Here is the syntax of the MySQL CUME_DIST() function:

CUME_DIST()
OVER (
  [PARTITION BY partition_column_list]
  [ORDER BY order_column_list]
)

Parameters

partition_column_list

List of columns for partitioning.

partition_column_list

List of columns for sorting.

Return value

The MySQL CUME_DIST() function returns a value greater than 0 and less than or equal to 1, which is the cumulative distribution of the current row. Its calculation formula is:

(the number of rows from the first row to the last row with the same value) / the total number of rows in the partition

CUME_DIST() Examples

Preparing Data

Use the following CREATE TABLE statement to create a table named student_grade to store grades of students:

CREATE TABLE student_grade (
  id INT AUTO_INCREMENT PRIMARY KEY,
  name VARCHAR(50) NOT NULL,
  class CHAR(1) NOT NULL,
  subject VARCHAR(20) NOT NULL,
  grade INT NOT NULL
);

This student_grade table has 5 columns as following:

  • id - The row ID, primary key.
  • name - The name of a student.
  • class - The class a student is in.
  • subject - The name of a subject.
  • grade - The grades for a subject and a student.
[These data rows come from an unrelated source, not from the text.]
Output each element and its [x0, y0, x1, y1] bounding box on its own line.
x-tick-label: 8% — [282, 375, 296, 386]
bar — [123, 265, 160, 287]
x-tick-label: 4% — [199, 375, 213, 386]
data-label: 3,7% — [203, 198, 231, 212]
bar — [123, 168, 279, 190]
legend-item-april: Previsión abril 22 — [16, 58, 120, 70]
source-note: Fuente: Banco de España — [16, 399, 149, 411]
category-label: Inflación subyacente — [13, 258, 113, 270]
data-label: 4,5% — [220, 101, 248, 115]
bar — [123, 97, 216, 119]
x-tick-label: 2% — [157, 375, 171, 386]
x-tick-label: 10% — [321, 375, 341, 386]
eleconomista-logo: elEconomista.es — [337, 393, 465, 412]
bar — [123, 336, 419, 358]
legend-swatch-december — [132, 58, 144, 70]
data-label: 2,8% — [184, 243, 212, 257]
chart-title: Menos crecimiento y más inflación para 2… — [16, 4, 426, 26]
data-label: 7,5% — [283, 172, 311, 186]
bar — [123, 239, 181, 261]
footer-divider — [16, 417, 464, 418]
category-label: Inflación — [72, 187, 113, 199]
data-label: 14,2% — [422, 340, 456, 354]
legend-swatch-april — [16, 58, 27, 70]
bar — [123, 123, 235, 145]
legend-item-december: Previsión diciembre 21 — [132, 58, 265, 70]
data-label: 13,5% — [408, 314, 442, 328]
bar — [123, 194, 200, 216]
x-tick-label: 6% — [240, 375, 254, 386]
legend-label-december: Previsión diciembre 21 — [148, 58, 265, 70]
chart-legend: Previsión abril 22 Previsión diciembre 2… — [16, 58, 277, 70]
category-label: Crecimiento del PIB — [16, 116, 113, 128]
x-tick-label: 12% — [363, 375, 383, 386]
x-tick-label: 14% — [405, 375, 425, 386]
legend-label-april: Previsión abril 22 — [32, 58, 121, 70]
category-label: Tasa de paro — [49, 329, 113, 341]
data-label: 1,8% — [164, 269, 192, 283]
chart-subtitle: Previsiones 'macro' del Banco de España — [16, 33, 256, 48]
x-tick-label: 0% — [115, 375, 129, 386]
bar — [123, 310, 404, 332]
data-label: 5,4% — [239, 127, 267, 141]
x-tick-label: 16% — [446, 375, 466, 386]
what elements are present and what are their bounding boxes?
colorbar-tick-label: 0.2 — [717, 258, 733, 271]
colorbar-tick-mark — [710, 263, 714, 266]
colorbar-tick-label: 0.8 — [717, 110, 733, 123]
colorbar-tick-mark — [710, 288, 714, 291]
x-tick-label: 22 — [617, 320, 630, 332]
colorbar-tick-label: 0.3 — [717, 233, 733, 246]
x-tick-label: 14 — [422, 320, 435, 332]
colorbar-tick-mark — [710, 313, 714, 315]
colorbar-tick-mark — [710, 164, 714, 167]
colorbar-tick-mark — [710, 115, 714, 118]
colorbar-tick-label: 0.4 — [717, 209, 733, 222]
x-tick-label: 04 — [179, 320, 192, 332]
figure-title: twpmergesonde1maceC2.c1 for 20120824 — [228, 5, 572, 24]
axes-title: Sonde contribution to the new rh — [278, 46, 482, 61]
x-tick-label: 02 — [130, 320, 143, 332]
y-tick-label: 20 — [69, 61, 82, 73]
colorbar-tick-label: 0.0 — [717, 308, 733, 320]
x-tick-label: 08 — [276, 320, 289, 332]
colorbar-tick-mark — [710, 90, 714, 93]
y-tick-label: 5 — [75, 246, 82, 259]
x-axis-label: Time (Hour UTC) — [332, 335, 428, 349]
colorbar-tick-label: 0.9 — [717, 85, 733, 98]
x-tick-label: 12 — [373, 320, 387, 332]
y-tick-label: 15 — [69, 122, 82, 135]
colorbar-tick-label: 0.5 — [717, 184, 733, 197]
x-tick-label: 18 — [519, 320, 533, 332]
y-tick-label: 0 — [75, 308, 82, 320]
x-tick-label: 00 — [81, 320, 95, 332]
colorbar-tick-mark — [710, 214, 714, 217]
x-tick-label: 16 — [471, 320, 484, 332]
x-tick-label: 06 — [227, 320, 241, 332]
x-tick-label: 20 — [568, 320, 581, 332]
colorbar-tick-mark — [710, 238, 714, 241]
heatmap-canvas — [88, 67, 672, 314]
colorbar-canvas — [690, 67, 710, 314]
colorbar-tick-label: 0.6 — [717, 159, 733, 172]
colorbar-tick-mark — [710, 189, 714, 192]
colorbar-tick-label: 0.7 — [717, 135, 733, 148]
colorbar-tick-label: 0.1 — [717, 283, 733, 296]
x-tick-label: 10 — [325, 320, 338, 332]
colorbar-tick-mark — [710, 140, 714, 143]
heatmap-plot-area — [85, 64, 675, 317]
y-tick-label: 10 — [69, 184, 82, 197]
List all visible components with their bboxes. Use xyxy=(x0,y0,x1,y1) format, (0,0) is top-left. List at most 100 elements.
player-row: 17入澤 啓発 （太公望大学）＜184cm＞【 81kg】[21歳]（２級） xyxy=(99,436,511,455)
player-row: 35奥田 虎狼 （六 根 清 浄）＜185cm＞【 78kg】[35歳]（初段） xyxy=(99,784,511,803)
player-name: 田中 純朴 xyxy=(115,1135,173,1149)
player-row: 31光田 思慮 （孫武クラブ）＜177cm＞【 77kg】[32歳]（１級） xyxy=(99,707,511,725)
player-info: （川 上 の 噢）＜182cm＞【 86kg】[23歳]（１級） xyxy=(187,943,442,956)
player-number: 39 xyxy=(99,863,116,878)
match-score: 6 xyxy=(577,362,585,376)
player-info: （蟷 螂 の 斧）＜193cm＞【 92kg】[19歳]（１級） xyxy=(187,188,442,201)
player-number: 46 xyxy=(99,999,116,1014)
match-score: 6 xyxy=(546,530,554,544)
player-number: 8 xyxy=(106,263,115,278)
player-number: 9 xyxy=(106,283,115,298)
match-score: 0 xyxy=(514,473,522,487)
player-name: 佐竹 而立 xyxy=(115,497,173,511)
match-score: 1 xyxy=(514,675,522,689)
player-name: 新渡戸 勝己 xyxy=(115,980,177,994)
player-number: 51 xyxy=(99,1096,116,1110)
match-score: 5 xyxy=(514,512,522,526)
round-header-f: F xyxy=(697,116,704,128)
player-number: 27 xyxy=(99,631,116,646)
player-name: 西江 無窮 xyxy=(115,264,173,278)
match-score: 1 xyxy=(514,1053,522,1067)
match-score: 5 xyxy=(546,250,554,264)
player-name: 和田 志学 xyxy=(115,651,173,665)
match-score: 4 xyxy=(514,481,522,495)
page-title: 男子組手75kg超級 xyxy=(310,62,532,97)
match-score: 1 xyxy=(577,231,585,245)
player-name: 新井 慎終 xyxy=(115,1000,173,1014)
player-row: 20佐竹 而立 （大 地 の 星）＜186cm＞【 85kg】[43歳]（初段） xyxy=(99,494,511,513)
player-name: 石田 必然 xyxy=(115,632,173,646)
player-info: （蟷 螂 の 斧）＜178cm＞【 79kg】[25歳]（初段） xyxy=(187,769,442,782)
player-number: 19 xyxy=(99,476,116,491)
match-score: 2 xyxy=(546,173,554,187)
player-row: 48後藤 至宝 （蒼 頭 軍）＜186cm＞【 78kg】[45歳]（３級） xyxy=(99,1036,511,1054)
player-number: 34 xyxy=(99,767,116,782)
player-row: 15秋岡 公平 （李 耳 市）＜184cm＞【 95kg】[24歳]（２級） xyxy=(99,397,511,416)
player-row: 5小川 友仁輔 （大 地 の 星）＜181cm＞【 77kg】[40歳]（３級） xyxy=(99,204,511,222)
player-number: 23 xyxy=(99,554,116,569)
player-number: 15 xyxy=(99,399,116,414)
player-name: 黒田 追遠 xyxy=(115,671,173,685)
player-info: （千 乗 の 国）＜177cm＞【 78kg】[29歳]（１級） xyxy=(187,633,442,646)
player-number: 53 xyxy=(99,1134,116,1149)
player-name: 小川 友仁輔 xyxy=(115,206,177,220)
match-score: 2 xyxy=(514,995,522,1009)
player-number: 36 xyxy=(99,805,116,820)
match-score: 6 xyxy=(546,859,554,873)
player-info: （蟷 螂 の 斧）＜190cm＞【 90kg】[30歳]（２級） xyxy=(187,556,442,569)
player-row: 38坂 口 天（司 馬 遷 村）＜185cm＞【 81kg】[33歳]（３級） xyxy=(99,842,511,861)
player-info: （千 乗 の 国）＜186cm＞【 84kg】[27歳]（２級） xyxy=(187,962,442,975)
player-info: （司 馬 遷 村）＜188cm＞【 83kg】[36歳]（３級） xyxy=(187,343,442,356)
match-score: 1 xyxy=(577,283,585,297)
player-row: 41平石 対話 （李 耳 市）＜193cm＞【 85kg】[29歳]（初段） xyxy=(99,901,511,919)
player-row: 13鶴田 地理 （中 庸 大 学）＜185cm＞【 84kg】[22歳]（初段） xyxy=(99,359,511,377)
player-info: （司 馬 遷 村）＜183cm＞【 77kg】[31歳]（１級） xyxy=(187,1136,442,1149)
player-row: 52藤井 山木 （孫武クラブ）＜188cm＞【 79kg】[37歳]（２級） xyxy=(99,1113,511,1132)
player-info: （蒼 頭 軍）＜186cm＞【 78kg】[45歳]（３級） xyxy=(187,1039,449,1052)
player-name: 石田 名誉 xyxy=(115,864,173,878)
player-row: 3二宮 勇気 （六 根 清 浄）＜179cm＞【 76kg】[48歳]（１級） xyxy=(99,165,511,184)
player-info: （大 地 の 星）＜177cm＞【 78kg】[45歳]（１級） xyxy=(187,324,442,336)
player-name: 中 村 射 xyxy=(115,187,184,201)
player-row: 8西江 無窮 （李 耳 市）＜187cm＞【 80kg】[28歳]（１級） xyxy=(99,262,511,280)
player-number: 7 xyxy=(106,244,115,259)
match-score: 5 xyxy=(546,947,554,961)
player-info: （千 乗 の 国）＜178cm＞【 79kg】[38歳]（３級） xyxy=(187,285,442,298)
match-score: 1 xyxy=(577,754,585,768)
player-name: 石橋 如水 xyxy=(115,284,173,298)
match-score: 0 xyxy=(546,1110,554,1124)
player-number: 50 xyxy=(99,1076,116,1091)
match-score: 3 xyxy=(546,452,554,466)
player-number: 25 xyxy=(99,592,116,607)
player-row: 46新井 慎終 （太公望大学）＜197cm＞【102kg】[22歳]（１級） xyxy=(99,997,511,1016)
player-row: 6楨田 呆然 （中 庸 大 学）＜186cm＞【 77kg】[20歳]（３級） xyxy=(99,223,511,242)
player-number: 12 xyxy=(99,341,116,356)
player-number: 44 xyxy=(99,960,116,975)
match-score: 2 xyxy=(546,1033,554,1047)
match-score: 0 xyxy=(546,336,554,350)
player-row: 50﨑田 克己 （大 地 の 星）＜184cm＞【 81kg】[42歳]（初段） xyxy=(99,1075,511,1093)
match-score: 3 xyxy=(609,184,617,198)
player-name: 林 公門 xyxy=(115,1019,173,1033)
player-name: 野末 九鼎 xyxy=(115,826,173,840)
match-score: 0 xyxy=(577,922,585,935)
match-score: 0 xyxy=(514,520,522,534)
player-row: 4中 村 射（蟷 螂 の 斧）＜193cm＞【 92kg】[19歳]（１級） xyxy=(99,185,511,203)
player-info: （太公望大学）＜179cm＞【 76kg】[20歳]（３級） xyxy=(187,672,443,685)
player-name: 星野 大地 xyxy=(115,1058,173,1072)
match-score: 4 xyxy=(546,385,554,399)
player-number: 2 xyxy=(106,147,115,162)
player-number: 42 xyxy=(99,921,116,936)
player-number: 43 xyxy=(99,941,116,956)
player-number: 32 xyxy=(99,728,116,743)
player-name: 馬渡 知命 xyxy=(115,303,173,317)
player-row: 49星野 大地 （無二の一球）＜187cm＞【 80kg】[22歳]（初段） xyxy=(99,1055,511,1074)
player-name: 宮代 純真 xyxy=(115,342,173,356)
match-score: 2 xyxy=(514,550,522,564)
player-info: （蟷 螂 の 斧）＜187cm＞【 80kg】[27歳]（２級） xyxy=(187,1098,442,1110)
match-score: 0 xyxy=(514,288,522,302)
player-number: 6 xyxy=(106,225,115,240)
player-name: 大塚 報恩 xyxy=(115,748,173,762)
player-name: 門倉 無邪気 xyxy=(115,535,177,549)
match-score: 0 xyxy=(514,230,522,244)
Insert some rows into the student_grade table using the following INSERT statement:

INSERT INTO student_grade
  (name, class, subject, grade)
VALUES
  ('Tim', 'A', 'Math', 9),
  ('Tom', 'A', 'Math', 7),
  ('Jim', 'A', 'Math', 8),
  ('Tim', 'A', 'English', 7),
  ('Tom', 'A', 'English', 8),
  ('Jim', 'A', 'English', 7),
  ('Lucy', 'B', 'Math', 8),
  ('Jody', 'B', 'Math', 6),
  ('Susy', 'B', 'Math', 9),
  ('Lucy', 'B', 'English', 6),
  ('Jody', 'B', 'English', 7),
  ('Susy', 'B', 'English', 8);

Use the following SELECT statement to show all rows in this table:

SELECT * FROM student_grade;
+----+------+-------+---------+-------+
| id | name | class | subject | grade |
+----+------+-------+---------+-------+
|  1 | Tim  | A     | Math    |     9 |
|  2 | Tom  | A     | Math    |     7 |
|  3 | Jim  | A     | Math    |     8 |
|  4 | Tim  | A     | English |     7 |
|  5 | Tom  | A     | English |     8 |
|  6 | Jim  | A     | English |     7 |
|  7 | Lucy | B     | Math    |     8 |
|  8 | Jody | B     | Math    |     6 |
|  9 | Susy | B     | Math    |     9 |
| 10 | Lucy | B     | English |     6 |
| 11 | Jody | B     | English |     7 |
| 12 | Susy | B     | English |     8 |
+----+------+-------+---------+-------+
12 rows in set (0.00 sec)

Example 1

The following statement uses the MySQL CUME_DIST() function to divide all rows into 2 partitions and calculate the cumulative distribution of each student’s grades:

SELECT *,
  CUME_DIST() OVER (
    PARTITION BY subject
    ORDER BY grade
  ) "cume_dist"
FROM student_grade;
+----+------+-------+---------+-------+---------------------+
| id | name | class | subject | grade | CUME_DIST           |
+----+------+-------+---------+-------+---------------------+
| 10 | Lucy | B     | English |     6 | 0.16666666666666666 |
|  4 | Tim  | A     | English |     7 |  0.6666666666666666 |
|  6 | Jim  | A     | English |     7 |  0.6666666666666666 |
| 11 | Jody | B     | English |     7 |  0.6666666666666666 |
|  5 | Tom  | A     | English |     8 |                   1 |
| 12 | Susy | B     | English |     8 |                   1 |
|  8 | Jody | B     | Math    |     6 | 0.16666666666666666 |
|  2 | Tom  | A     | Math    |     7 |  0.3333333333333333 |
|  3 | Jim  | A     | Math    |     8 |  0.6666666666666666 |
|  7 | Lucy | B     | Math    |     8 |  0.6666666666666666 |
|  1 | Tim  | A     | Math    |     9 |                   1 |
|  9 | Susy | B     | Math    |     9 |                   1 |
+----+------+-------+---------+-------+---------------------+
12 rows in set (0.00 sec)

Note that the window function in the SQL statement above:

CUME_DIST() OVER (
  PARTITION BY subject
  ORDER BY grade
)

In the OVER clause,

  • The PARTITION BY subject partitions all rows by subject
  • The ORDER BY grade sorts all rows within each partition in ascending order by grade
  • The CUME_DIST() calculate the cumulative distribution for each row.

Note that within each subject, rows with the same grade have the same cumulative distribution.